Okak, the crown jewel of the Moravian settlements on the north coast of Labrador, had a hospital but no doctor.
She said when people started getting sick, everybody got sick and there was nobody to take care of anybody. Nobody to put wood in the stove, nobody could bring water in for people to drink so people died, not only of flu and pneumonia, but also from hypothermia and dehydration because there as no one to take care of people.
“It was 100 years ago, people didn’t know about immunity, they didn’t know that you could be sick and not look it, they didn’t know how infection travelled,” she said. “People were trying to find out why all these people died and they came up with theories about how the Inuit must be carriers, they must have been dirty, they must have been sinning against God.
“They kept finding all kinds of reasons to blame them for getting this sickness, which was worldwide. This is the thing that pisses me off so much is that people were blamed for this.”
She wanted that corrected on the historical record, she said, which is one of the reasons writing this book was so important to her. This is her second book about Labrador, the first being “Dear Everybody: A woman’s journey from Park Avenue to a Labrador Trap Line”, a book about the life of Manhattan socialite Barbara Mundy, a volunteer with the Grenfell Mission in the 1940’s.
The official launch of the book was held in St. John’s Nov. 28. There will be another launch in Happy Valley-Goose Bay in December.

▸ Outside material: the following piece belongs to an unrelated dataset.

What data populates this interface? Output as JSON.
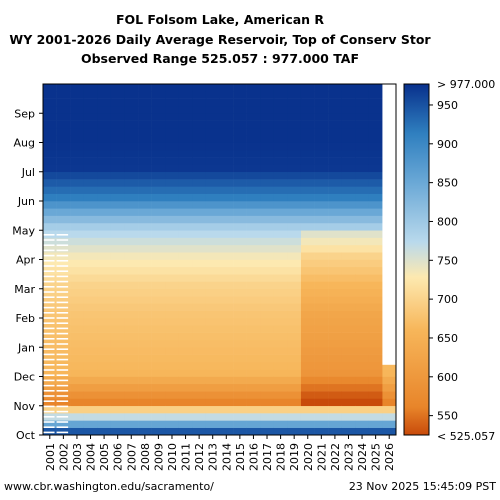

“These people were responsible for Labrador but they never cared about Labrador, they never took care of Labrador.
They thought of Labrador as a place you go to fish in the summertime and otherwise they didn’t think about it at all.” – Anne Budgell, speaking about the Newfoundland government
Anne Budgell’s latest book, ‘We all expected to die: Spanish Influenza in Labrador, 1918-1919,’ is available now.